The story spans for almost two decades and takes us to French occupied Algeria where it concentrates on three brothers who, fed up with French colonialists, decide to take the law upon their hands.
We see how they are kicked out of their land as children and then join the FLN as grown men. The entire film then consists of vignettes that lead us to the only politically correct solution you can have in a movie about terrorists who are doing the "right thing" (yes, that finale...).
The problem with Outside the Law is that it does this without any real conviction, the whole movie seems to move aimlessly towards a resolution it might not agree with but still feels like the only one they could deliver without getting in trouble.
The film shows unmistakable technical mastery but everything is done with such stale, almost impersonal efficiency that you wonder if there is any actual urgency behind the making of this movie.

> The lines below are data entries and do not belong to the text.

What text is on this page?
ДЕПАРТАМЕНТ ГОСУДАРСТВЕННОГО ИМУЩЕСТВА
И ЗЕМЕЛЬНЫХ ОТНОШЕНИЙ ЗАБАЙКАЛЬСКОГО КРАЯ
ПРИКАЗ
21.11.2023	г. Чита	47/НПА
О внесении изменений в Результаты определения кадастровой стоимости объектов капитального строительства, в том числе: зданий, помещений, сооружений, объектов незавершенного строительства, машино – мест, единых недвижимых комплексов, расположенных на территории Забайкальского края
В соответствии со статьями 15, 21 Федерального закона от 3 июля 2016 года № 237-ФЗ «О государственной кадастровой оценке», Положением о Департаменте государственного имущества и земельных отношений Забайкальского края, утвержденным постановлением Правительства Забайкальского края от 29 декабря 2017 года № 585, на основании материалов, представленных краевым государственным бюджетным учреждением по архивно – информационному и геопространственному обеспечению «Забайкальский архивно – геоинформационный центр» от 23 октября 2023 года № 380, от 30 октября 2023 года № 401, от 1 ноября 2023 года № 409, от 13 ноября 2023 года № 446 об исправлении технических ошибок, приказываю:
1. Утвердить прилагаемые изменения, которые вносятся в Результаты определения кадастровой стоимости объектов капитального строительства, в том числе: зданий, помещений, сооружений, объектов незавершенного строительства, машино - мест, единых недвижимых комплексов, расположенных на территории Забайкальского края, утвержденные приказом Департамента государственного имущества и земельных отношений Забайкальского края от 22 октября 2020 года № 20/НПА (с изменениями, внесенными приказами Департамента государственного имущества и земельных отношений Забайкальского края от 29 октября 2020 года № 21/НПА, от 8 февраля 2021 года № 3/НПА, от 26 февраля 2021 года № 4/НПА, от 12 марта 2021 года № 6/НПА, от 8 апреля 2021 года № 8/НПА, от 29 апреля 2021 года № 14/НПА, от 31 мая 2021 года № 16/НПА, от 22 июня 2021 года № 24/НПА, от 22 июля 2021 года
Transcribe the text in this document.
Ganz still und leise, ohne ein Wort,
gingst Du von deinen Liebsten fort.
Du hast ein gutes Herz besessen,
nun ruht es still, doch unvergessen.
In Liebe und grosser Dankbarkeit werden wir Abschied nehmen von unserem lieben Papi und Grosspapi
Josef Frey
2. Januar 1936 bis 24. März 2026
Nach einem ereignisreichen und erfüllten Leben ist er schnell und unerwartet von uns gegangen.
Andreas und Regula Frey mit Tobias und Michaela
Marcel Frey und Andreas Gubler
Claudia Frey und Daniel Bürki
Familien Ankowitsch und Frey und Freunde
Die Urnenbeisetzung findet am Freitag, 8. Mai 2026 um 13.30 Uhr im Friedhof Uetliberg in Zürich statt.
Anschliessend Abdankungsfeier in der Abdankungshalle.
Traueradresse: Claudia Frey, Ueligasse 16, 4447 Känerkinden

Each of the three brothers the story concentrates on, is given a determinate quality that identifies him without making him human.
The protagonist among them is perhaps Said (Debbouze) who has the most prominent scenes and is the most easily recognizable actor. He gets the duty of fulfilling the rebel hero/prodigal son in a movie that already spends most of its running time expressing how everyone already is providing stereotypical roles.
Outside the Law only breaks any convention when it bends history, turns it into dramatic putty and then proceeds to shape it at its will, however said will is what the film lacks.
Some moments seem to be saying that the film is criticizing the way France handled Algeria but then the movie turns its heroes into monsters.
This could be call impartiality and objectivity. Neither should be the qualities of a fiction movie but if they were, they should be clearly stated that way. What Bouchareb does here however is take a bit of everything that serves him to make a movie that condemns and later takes it back, analyzes and then stereotypes, over dramatizes and then tries to create docudrama...
For a movie that in theory had so much to say, it's sad that it never takes cue from the revolutionary spirit its heroes are supposed to have.